4) The D-BUS API must be stable. If it is likely that the set of input required to deploy or configure will change, this should be planned for in the design.
5) As it is not possible to plan for all contingencies, the API must be versioned such that the clients can determine whether they can properly perform the requested actions.
Some initial thoughts on the matter (all are open to discussion):
Standard Objects:
/org/fedoraproject/server/ServerRoleManager: * properties: * all_roles: list of object references to Roles that can be installed and deployed * staging_roles: list of object references to Roles that have been pre-loaded but not yet configured * active_roles: list of object references to deployed Roles * version: API version * methods:
# These properties and methods should be available and identical on # all Roles
/org/fedoraproject/server/role/$ROLE: * properties: * version: API version * loaded: Bool: whether the packages are installed * deployed: Bool: whether the Role has been deployed * methods: * PreloadRole: Install all necessary software packages for default operation * GetFirewallPorts: list of port/protocol pairs that the Role needs open in the firewall * PrepBackup: method to invoke any necessary pre-backup steps (such as running a database dump to a file) * GetBackupFiles: list of filesystem path objects that identifies all data that should be copied by backup software
# Individual Roles should have unique implementations of installation # and deployment
e.g. /org/fedoraproject/server/role/DomainController * methods: * DeployPrimaryDomainController: Set up the first domain controller in the domain. * DeployReplicaDomainController: Add a new replica domain controller to the domain * AddCertificateAuthority: Add a certificate authority to this domain controller * EnableDisableDNS: Enable or disable the DNS server on this server
== Open questions ==
1) How do we handle configuring the Firewall? I think we want to have a Firewall object (/org/fedoraproject/server/RoleFirewallManager) available to query the firewall as a whole, but we may also want to be able to view and apply firewall rules from the Role objects directly. (Note: I'm not suggesting we need a complete firewall solution here. This should be a wrapper that deals only with the Roles). Firewalld already provides a more comprehensive firewall interface for the general case.

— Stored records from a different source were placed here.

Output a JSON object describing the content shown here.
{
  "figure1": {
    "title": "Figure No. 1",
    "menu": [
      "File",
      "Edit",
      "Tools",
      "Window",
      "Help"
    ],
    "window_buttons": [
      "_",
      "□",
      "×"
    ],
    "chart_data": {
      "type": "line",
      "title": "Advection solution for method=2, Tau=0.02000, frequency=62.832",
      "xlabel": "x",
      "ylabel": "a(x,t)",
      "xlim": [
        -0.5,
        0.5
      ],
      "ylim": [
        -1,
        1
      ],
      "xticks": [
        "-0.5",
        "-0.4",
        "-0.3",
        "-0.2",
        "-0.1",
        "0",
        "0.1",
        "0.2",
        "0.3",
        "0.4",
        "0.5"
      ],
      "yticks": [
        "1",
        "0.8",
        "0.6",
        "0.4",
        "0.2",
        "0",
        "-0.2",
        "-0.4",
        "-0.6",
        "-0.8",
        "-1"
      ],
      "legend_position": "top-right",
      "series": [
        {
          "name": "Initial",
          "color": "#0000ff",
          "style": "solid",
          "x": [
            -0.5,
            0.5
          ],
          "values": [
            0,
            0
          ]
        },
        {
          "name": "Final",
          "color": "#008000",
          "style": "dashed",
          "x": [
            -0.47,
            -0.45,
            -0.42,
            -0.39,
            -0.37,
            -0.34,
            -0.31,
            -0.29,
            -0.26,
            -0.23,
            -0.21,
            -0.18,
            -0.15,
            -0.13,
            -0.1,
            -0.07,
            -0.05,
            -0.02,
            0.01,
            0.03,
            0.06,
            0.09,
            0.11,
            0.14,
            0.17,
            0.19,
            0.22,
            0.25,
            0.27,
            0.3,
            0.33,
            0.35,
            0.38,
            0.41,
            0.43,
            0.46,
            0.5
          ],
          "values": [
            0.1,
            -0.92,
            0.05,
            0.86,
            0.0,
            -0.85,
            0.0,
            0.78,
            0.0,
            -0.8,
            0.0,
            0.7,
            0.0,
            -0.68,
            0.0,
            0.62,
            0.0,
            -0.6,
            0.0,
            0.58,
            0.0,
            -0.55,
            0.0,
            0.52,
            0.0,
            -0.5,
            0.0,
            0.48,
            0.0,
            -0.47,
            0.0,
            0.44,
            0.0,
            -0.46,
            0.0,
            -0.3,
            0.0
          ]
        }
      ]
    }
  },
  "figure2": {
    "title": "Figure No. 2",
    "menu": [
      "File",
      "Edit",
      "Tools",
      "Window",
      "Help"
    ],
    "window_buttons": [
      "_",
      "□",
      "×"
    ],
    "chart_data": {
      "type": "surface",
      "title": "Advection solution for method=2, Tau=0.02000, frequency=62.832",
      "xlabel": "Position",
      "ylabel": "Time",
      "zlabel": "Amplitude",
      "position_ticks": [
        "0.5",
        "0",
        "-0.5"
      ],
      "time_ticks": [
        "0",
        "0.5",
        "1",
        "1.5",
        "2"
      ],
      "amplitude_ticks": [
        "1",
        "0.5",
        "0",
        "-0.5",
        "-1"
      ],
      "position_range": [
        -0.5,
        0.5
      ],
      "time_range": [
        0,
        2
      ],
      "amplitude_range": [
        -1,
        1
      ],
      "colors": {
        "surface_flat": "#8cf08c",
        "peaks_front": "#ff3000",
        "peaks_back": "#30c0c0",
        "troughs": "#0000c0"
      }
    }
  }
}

I'm sure there are other questions we'll discover out there, but this email is already running long for an "introduction" to the topic.
[1] http://meetbot.fedoraproject.org/fedora-meeting-1/2014-03-18/fedora-meeting-...
Hello everyone.
On Wed, 19 Mar 2014 09:47:20 -0400 Stephen Gallagher sgallagh@redhat.com wrote:
- We want to be able to support two initial clients of this API: the Cockpit management console and a local command-line tool (I've been tentatively calling it 'fedora-role-manage') A third, future option will be to also support remote access to this API via the OpenLMI Project.
Why do we need to separate the local and remote access in the CLI tool? You know where I'm heading to... There's the LMIShell: interactive Python shell-like environment allowing one to treat the remote CIM objects as local Python objects, then there is the LMI metacommand on top of it wrapping the direct CIM manipulations in a human-readable form since knowing the details of the API itself is something we simply don't want the users to bother with.
Now replace "CIM" with "D-Bus"... And at the "metacommand" level you may not even spot a difference. When you write about discoverability, API versioning, etc., I can see so many similarities with OpenLMI server side that I really think we don't need a brand new CLI tool to expose this new API.